En otro momento, se vino mi hermano menor conmigo, y nos separaron cuando nos agarró migración. Me llevaron a un lugar fuera de Yuma, a campo abierto, y uno de los policías me golpeó para que le dijera a quién le íbamos a pagar por la posada.
Cada que preguntaba era un golpe en el hombro con una macana. Fueron varias veces hasta que el otro oficial le ordenó: “Vámonos, este pinche mexican no va a hablar”. Me reunieron con mi hermano en la celda y al día siguiente nos echaron para San Luis.
En otra ocasión, unos conocidos me dijeron que ellos me pasarían. Lo hicieron con un carro, para cruzarme y ya de este lado me dejaron en una huerta. Dijeron que luego venían por mí, porque iban a una fiesta. Esperé toda la noche y nunca llegaron. Al día siguiente, salí de Estados Unidos y regresé a México porque no sabía para dónde jalar y no traía dinero.
Después, cuando volví al otro lado, visité a los conocidos y les reclamé que me hubieran dejado. Respondieron que en la fiesta se les pasaron las copas y se olvidaron que tenían que pasar a levantarme.
Cuando al fin pude quedarme en Estados Unidos trabajé de lavaplatos, limpiando pisos, en la construcción. Luego agarré un trabajo de limpieza de oficinas y con ese mismo patrón manejé un camión recogedor de basura; terminé pintando las calles de la ciudad.
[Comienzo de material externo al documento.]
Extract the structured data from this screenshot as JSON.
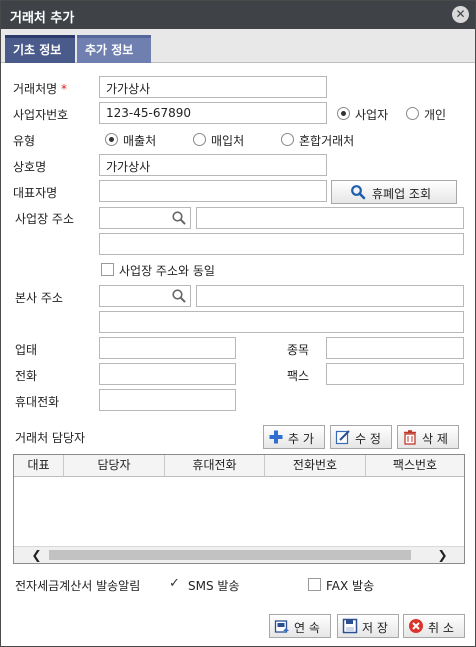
{
  "window": {
    "title": "거래처 추가"
  },
  "tabs": [
    "기초 정보",
    "추가 정보"
  ],
  "form": {
    "name_label": "거래처명",
    "required_mark": "*",
    "name_value": "가가상사",
    "bizno_label": "사업자번호",
    "bizno_value": "123-45-67890",
    "biztype_options": [
      "사업자",
      "개인"
    ],
    "biztype_selected": "사업자",
    "type_label": "유형",
    "type_options": [
      "매출처",
      "매입처",
      "혼합거래처"
    ],
    "type_selected": "매출처",
    "company_label": "상호명",
    "company_value": "가가상사",
    "ceo_label": "대표자명",
    "ceo_value": "",
    "closure_button": "휴폐업 조회",
    "biz_addr_label": "사업장 주소",
    "same_addr_label": "사업장 주소와 동일",
    "hq_addr_label": "본사 주소",
    "business_label": "업태",
    "item_label": "종목",
    "phone_label": "전화",
    "fax_label": "팩스",
    "mobile_label": "휴대전화"
  },
  "contacts": {
    "section_label": "거래처 담당자",
    "add_button": "추 가",
    "edit_button": "수 정",
    "delete_button": "삭 제",
    "columns": [
      "대표",
      "담당자",
      "휴대전화",
      "전화번호",
      "팩스번호"
    ],
    "rows": []
  },
  "notify": {
    "label": "전자세금계산서 발송알림",
    "sms_label": "SMS 발송",
    "sms_checked": true,
    "fax_label": "FAX 발송",
    "fax_checked": false
  },
  "footer": {
    "continue_button": "연 속",
    "save_button": "저 장",
    "cancel_button": "취 소"
  },
  "icons": {
    "close": "close-icon",
    "search": "search-icon",
    "plus": "plus-icon",
    "edit": "edit-icon",
    "trash": "trash-icon",
    "continue": "continue-icon",
    "save": "floppy-icon",
    "cancel": "cancel-icon"
  },
  "colors": {
    "titlebar": "#3f4247",
    "tab_active": "#4a5a8a",
    "tab_inactive": "#6f7fb0",
    "plus_icon": "#2f6fd0",
    "cancel_icon": "#d9352b",
    "required": "#dd2222"
  }
}
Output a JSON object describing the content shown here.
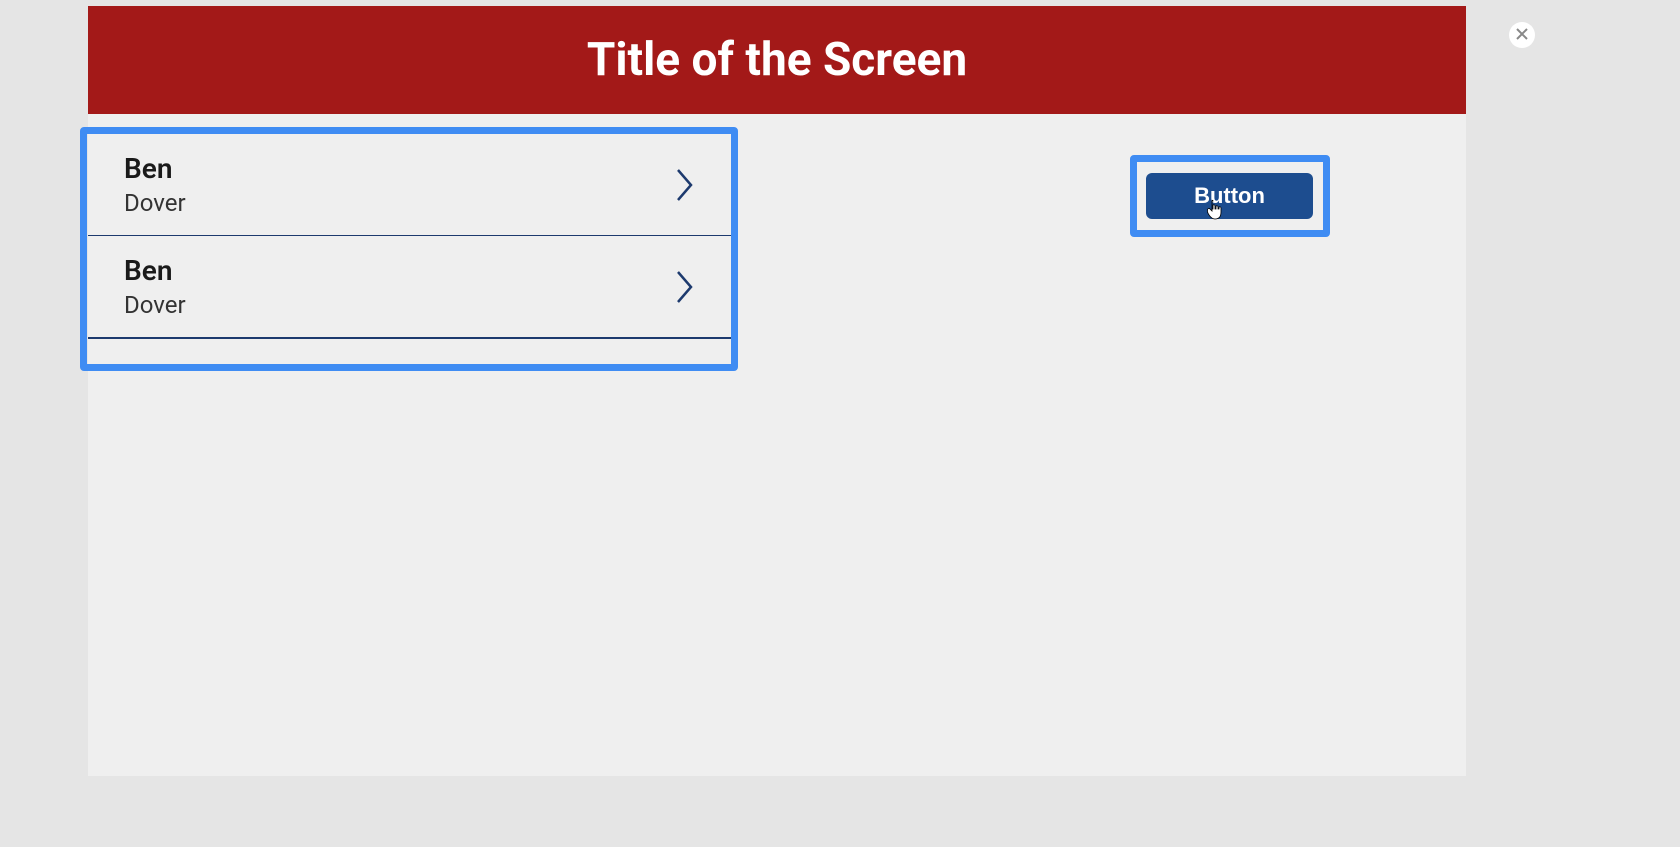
{
  "header": {
    "title": "Title of the Screen"
  },
  "list": {
    "items": [
      {
        "primary": "Ben",
        "secondary": "Dover"
      },
      {
        "primary": "Ben",
        "secondary": "Dover"
      }
    ]
  },
  "button": {
    "label": "Button"
  },
  "colors": {
    "headerBg": "#a31918",
    "highlight": "#3f8cf3",
    "buttonBg": "#1d4d8f",
    "divider": "#1d3a6e"
  }
}
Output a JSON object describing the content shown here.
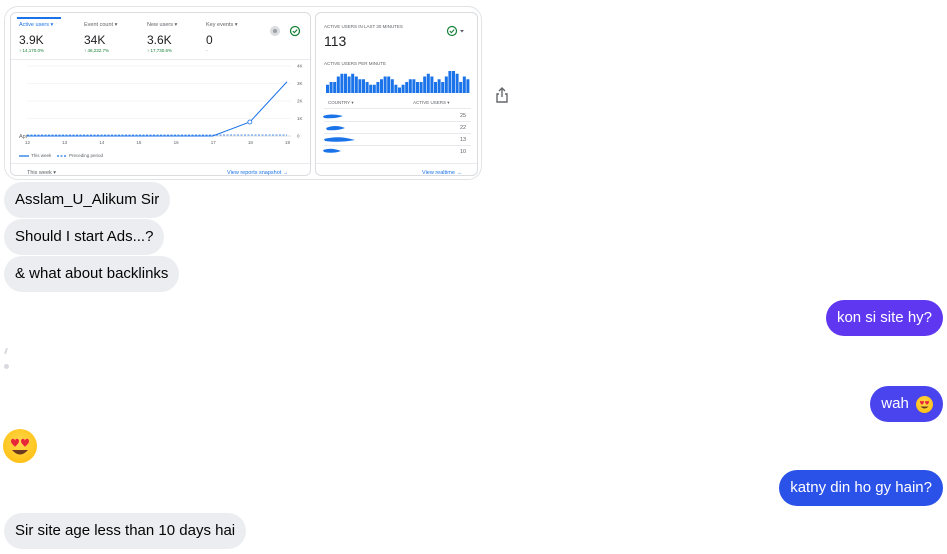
{
  "attachment": {
    "left_card": {
      "metrics": [
        {
          "label": "Active users ▾",
          "value": "3.9K",
          "change": "↑ 14,170.0%"
        },
        {
          "label": "Event count ▾",
          "value": "34K",
          "change": "↑ 46,232.7%"
        },
        {
          "label": "New users ▾",
          "value": "3.6K",
          "change": "↑ 17,730.6%"
        },
        {
          "label": "Key events ▾",
          "value": "0",
          "change": "-"
        }
      ],
      "y_ticks": [
        "4K",
        "3K",
        "2K",
        "1K",
        "0"
      ],
      "x_ticks": [
        "12",
        "13",
        "14",
        "15",
        "16",
        "17",
        "18",
        "19"
      ],
      "x_sub": "Apr",
      "legend_this": "This week",
      "legend_prev": "Preceding period",
      "period_select": "This week ▾",
      "link": "View reports snapshot →"
    },
    "right_card": {
      "title": "ACTIVE USERS IN LAST 30 MINUTES",
      "value": "113",
      "per_minute_label": "ACTIVE USERS PER MINUTE",
      "col_country": "COUNTRY ▾",
      "col_users": "ACTIVE USERS ▾",
      "rows": [
        "25",
        "22",
        "13",
        "10"
      ],
      "link": "View realtime →"
    },
    "chart_data": {
      "type": "line",
      "x": [
        "12",
        "13",
        "14",
        "15",
        "16",
        "17",
        "18",
        "19"
      ],
      "series": [
        {
          "name": "This week",
          "values": [
            0,
            0,
            0,
            0,
            0,
            0,
            800,
            3100
          ]
        }
      ],
      "ylim": [
        0,
        4000
      ]
    },
    "realtime_bars": [
      3,
      4,
      4,
      6,
      7,
      7,
      6,
      7,
      6,
      5,
      5,
      4,
      3,
      3,
      4,
      5,
      6,
      6,
      5,
      3,
      2,
      3,
      4,
      5,
      5,
      4,
      4,
      6,
      7,
      6,
      4,
      5,
      4,
      6,
      8,
      8,
      7,
      4,
      6,
      5
    ]
  },
  "messages": [
    {
      "text": "Asslam_U_Alikum Sir"
    },
    {
      "text": "Should I start Ads...?"
    },
    {
      "text": "& what about backlinks"
    },
    {
      "text": "kon si site hy?"
    },
    {
      "text": "wah"
    },
    {
      "text": "katny din ho gy hain?"
    },
    {
      "text": "Sir site age less than 10 days hai"
    }
  ],
  "colors": {
    "incoming_bubble": "#ebedf0",
    "outgoing_purple": "#5f37f0",
    "outgoing_blue": "#2b52e8",
    "analytics_blue": "#1a73e8"
  }
}
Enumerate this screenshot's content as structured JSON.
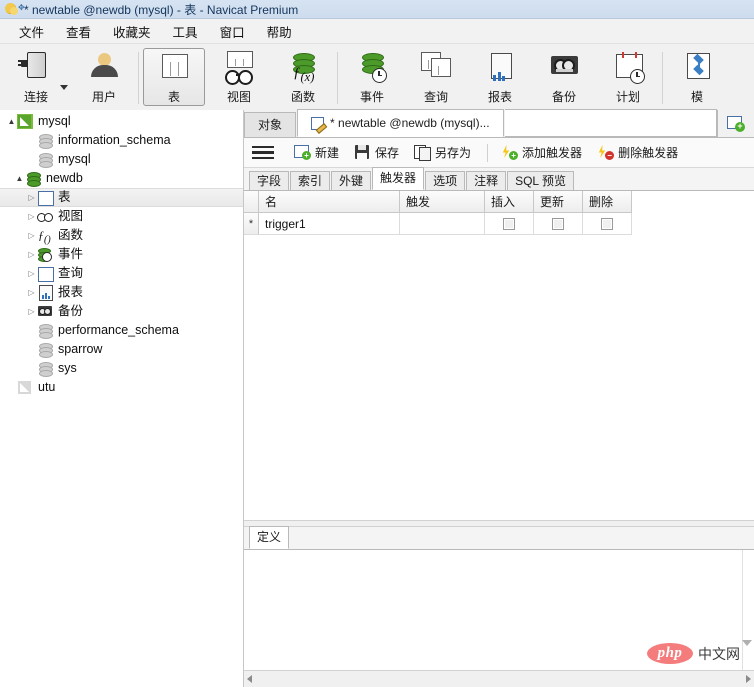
{
  "window": {
    "title": "* newtable @newdb (mysql) - 表 - Navicat Premium",
    "logo_icon": "navicat-logo-icon"
  },
  "menubar": {
    "items": [
      {
        "label": "文件"
      },
      {
        "label": "查看"
      },
      {
        "label": "收藏夹"
      },
      {
        "label": "工具"
      },
      {
        "label": "窗口"
      },
      {
        "label": "帮助"
      }
    ]
  },
  "toolbar": {
    "items": [
      {
        "label": "连接",
        "icon": "connection-icon",
        "has_dropdown": true,
        "selected": false
      },
      {
        "label": "用户",
        "icon": "user-icon",
        "has_dropdown": false,
        "selected": false
      },
      {
        "label": "表",
        "icon": "table-icon",
        "has_dropdown": false,
        "selected": true
      },
      {
        "label": "视图",
        "icon": "view-icon",
        "has_dropdown": false,
        "selected": false
      },
      {
        "label": "函数",
        "icon": "function-icon",
        "has_dropdown": false,
        "selected": false
      },
      {
        "label": "事件",
        "icon": "event-icon",
        "has_dropdown": false,
        "selected": false
      },
      {
        "label": "查询",
        "icon": "query-icon",
        "has_dropdown": false,
        "selected": false
      },
      {
        "label": "报表",
        "icon": "report-icon",
        "has_dropdown": false,
        "selected": false
      },
      {
        "label": "备份",
        "icon": "backup-icon",
        "has_dropdown": false,
        "selected": false
      },
      {
        "label": "计划",
        "icon": "schedule-icon",
        "has_dropdown": false,
        "selected": false
      },
      {
        "label": "模",
        "icon": "model-icon",
        "has_dropdown": false,
        "selected": false
      }
    ]
  },
  "sidebar": {
    "items": [
      {
        "label": "mysql",
        "indent": 0,
        "twisty": "open",
        "icon": "connection-green-icon"
      },
      {
        "label": "information_schema",
        "indent": 1,
        "twisty": "none",
        "icon": "database-gray-icon"
      },
      {
        "label": "mysql",
        "indent": 1,
        "twisty": "none",
        "icon": "database-gray-icon"
      },
      {
        "label": "newdb",
        "indent": 1,
        "twisty": "open",
        "icon": "database-green-icon"
      },
      {
        "label": "表",
        "indent": 2,
        "twisty": "closed",
        "icon": "table-icon",
        "selected": true
      },
      {
        "label": "视图",
        "indent": 2,
        "twisty": "closed",
        "icon": "view-icon"
      },
      {
        "label": "函数",
        "indent": 2,
        "twisty": "closed",
        "icon": "function-icon"
      },
      {
        "label": "事件",
        "indent": 2,
        "twisty": "closed",
        "icon": "event-icon"
      },
      {
        "label": "查询",
        "indent": 2,
        "twisty": "closed",
        "icon": "query-icon"
      },
      {
        "label": "报表",
        "indent": 2,
        "twisty": "closed",
        "icon": "report-icon"
      },
      {
        "label": "备份",
        "indent": 2,
        "twisty": "closed",
        "icon": "backup-icon"
      },
      {
        "label": "performance_schema",
        "indent": 1,
        "twisty": "none",
        "icon": "database-gray-icon"
      },
      {
        "label": "sparrow",
        "indent": 1,
        "twisty": "none",
        "icon": "database-gray-icon"
      },
      {
        "label": "sys",
        "indent": 1,
        "twisty": "none",
        "icon": "database-gray-icon"
      },
      {
        "label": "utu",
        "indent": 0,
        "twisty": "none",
        "icon": "connection-gray-icon"
      }
    ]
  },
  "editor": {
    "tabs": [
      {
        "label": "对象",
        "active": false,
        "icon": null
      },
      {
        "label": "* newtable @newdb (mysql)...",
        "active": true,
        "icon": "table-edit-icon"
      }
    ],
    "new_tab_button": {
      "icon": "new-tab-icon"
    },
    "commands": [
      {
        "label": "新建",
        "icon": "new-icon"
      },
      {
        "label": "保存",
        "icon": "save-icon"
      },
      {
        "label": "另存为",
        "icon": "save-as-icon"
      },
      {
        "label": "添加触发器",
        "icon": "add-trigger-icon"
      },
      {
        "label": "删除触发器",
        "icon": "delete-trigger-icon"
      }
    ],
    "menu_button": {
      "icon": "hamburger-icon"
    },
    "subtabs": [
      {
        "label": "字段",
        "active": false
      },
      {
        "label": "索引",
        "active": false
      },
      {
        "label": "外键",
        "active": false
      },
      {
        "label": "触发器",
        "active": true
      },
      {
        "label": "选项",
        "active": false
      },
      {
        "label": "注释",
        "active": false
      },
      {
        "label": "SQL 预览",
        "active": false
      }
    ]
  },
  "grid": {
    "columns": [
      "名",
      "触发",
      "插入",
      "更新",
      "删除"
    ],
    "rows": [
      {
        "marker": "*",
        "名": "trigger1",
        "触发": "",
        "插入": false,
        "更新": false,
        "删除": false
      }
    ]
  },
  "definition_panel": {
    "tabs": [
      {
        "label": "定义",
        "active": true
      }
    ],
    "content": ""
  },
  "watermark": {
    "badge": "php",
    "text": "中文网",
    "badge_color": "#f47c7c"
  },
  "colors": {
    "titlebar": "#cddcee",
    "toolbar_bg": "#f1f1f1",
    "accent_green": "#4caf2a",
    "accent_red": "#d0342c",
    "selection": "#eeeeee"
  }
}
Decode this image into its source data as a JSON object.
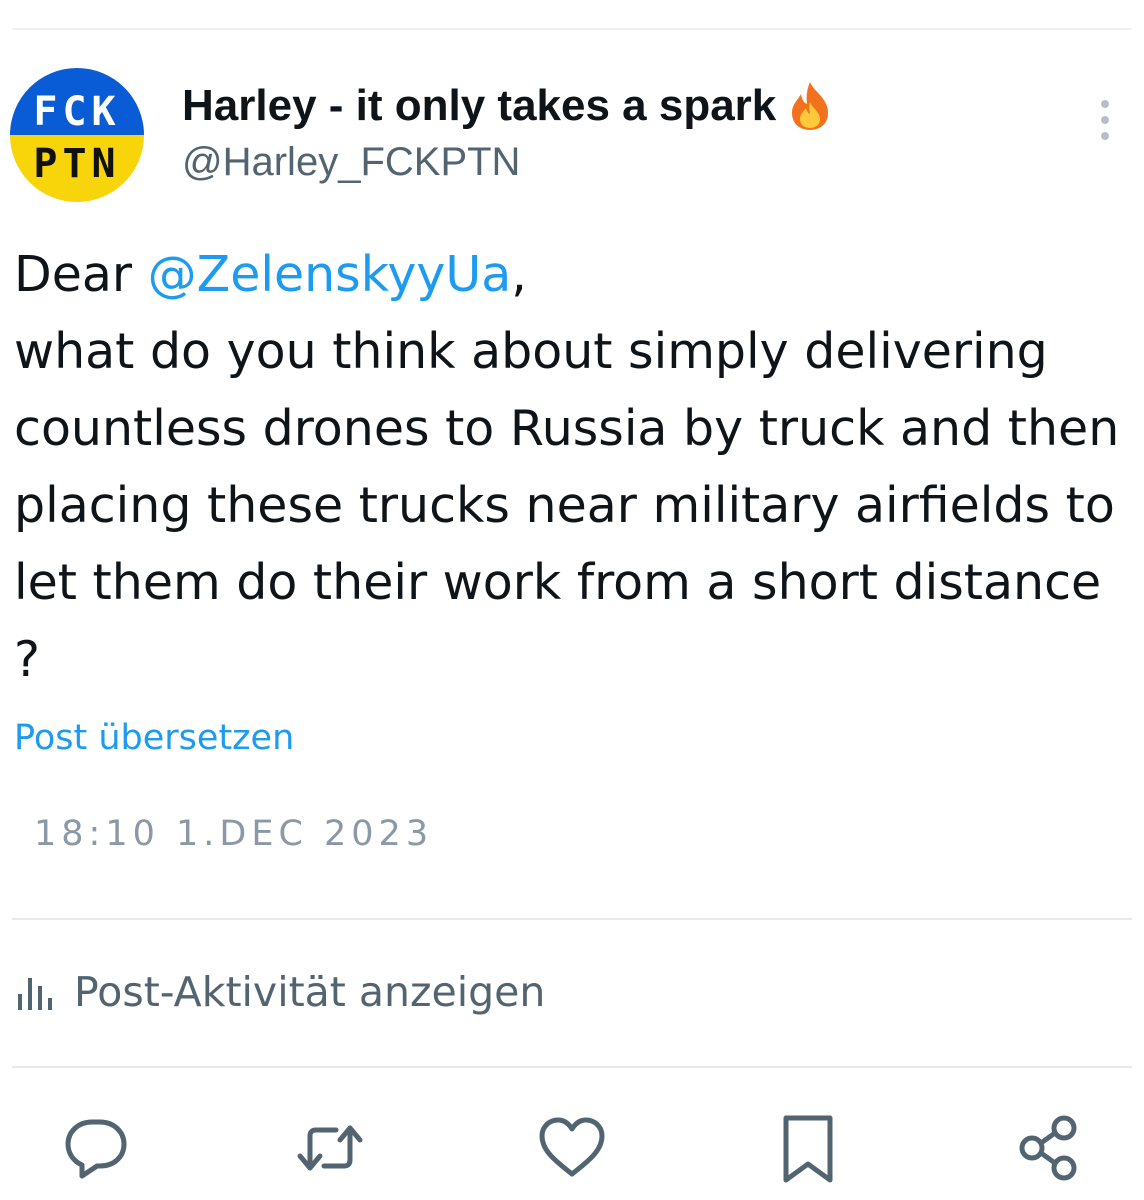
{
  "author": {
    "avatar_text_line1": "FCK",
    "avatar_text_line2": "PTN",
    "display_name": "Harley - it only takes a spark",
    "name_emoji_icon": "fire-icon",
    "handle": "@Harley_FCKPTN"
  },
  "post": {
    "text_before_mention": "Dear ",
    "mention": "@ZelenskyyUa",
    "text_after_mention": ",\nwhat do you think about simply delivering countless drones to Russia by truck and then placing these trucks near military airfields to let them do their work from a short distance ?",
    "translate_label": "Post übersetzen",
    "timestamp": "18:10 1.DEC 2023"
  },
  "activity": {
    "icon": "bar-chart-icon",
    "label": "Post-Aktivität anzeigen"
  },
  "actions": [
    {
      "name": "reply",
      "icon": "speech-bubble-icon"
    },
    {
      "name": "repost",
      "icon": "repost-arrows-icon"
    },
    {
      "name": "like",
      "icon": "heart-icon"
    },
    {
      "name": "bookmark",
      "icon": "bookmark-icon"
    },
    {
      "name": "share",
      "icon": "share-icon"
    }
  ],
  "colors": {
    "link_blue": "#1d9bf0",
    "secondary_text": "#536471",
    "timestamp_gray": "#8b98a5",
    "icon_gray": "#536471",
    "avatar_blue": "#0a5bd6",
    "avatar_yellow": "#f8d40a"
  }
}
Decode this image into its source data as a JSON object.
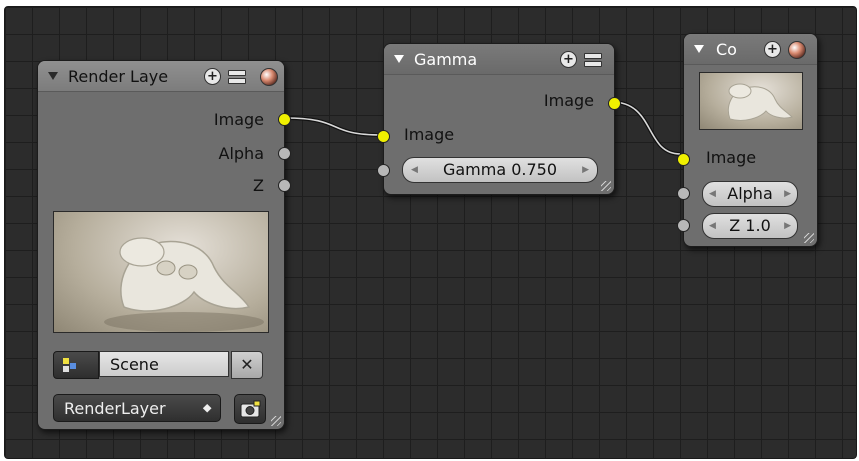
{
  "nodes": {
    "render_layers": {
      "title": "Render Laye",
      "outputs": [
        {
          "label": "Image",
          "socket": "yellow"
        },
        {
          "label": "Alpha",
          "socket": "grey"
        },
        {
          "label": "Z",
          "socket": "grey"
        }
      ],
      "scene": {
        "value": "Scene",
        "clear_label": "✕"
      },
      "layer_select": {
        "value": "RenderLayer",
        "arrows": "⯁"
      }
    },
    "gamma": {
      "title": "Gamma",
      "output": {
        "label": "Image"
      },
      "input": {
        "label": "Image"
      },
      "gamma_field": {
        "text": "Gamma 0.750",
        "value": 0.75
      }
    },
    "composite": {
      "title": "Co",
      "input": {
        "label": "Image"
      },
      "alpha_field": {
        "text": "Alpha"
      },
      "z_field": {
        "text": "Z 1.0",
        "value": 1.0
      }
    }
  },
  "icons": {
    "collapse": "triangle-down-icon",
    "add": "plus-icon",
    "toggle": "toggle-icon",
    "preview_sphere": "material-sphere-icon",
    "scene": "scene-icon",
    "camera": "camera-icon"
  },
  "colors": {
    "socket_color_image": "#f0f000",
    "socket_color_value": "#b8b8b8",
    "node_body": "#6e6e6e",
    "editor_bg": "#2c2c2c"
  }
}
En 1976 me casé. Recibí mucho apoyo de mi esposa, con quien llevo 41 años de matrimonio. Actualmente los dos estamos pensionados.
Gracias a Dios, al granito de arena de unos y el sufrimiento de otros, toda la familia, excepto dos sobrinos, tuve la oportunidad de emigrar a los Estados Unidos, incluyendo a mi padre. Después de todo el sufrimiento, le pude demostrar que no acabé en las calles como él me lo gritaba.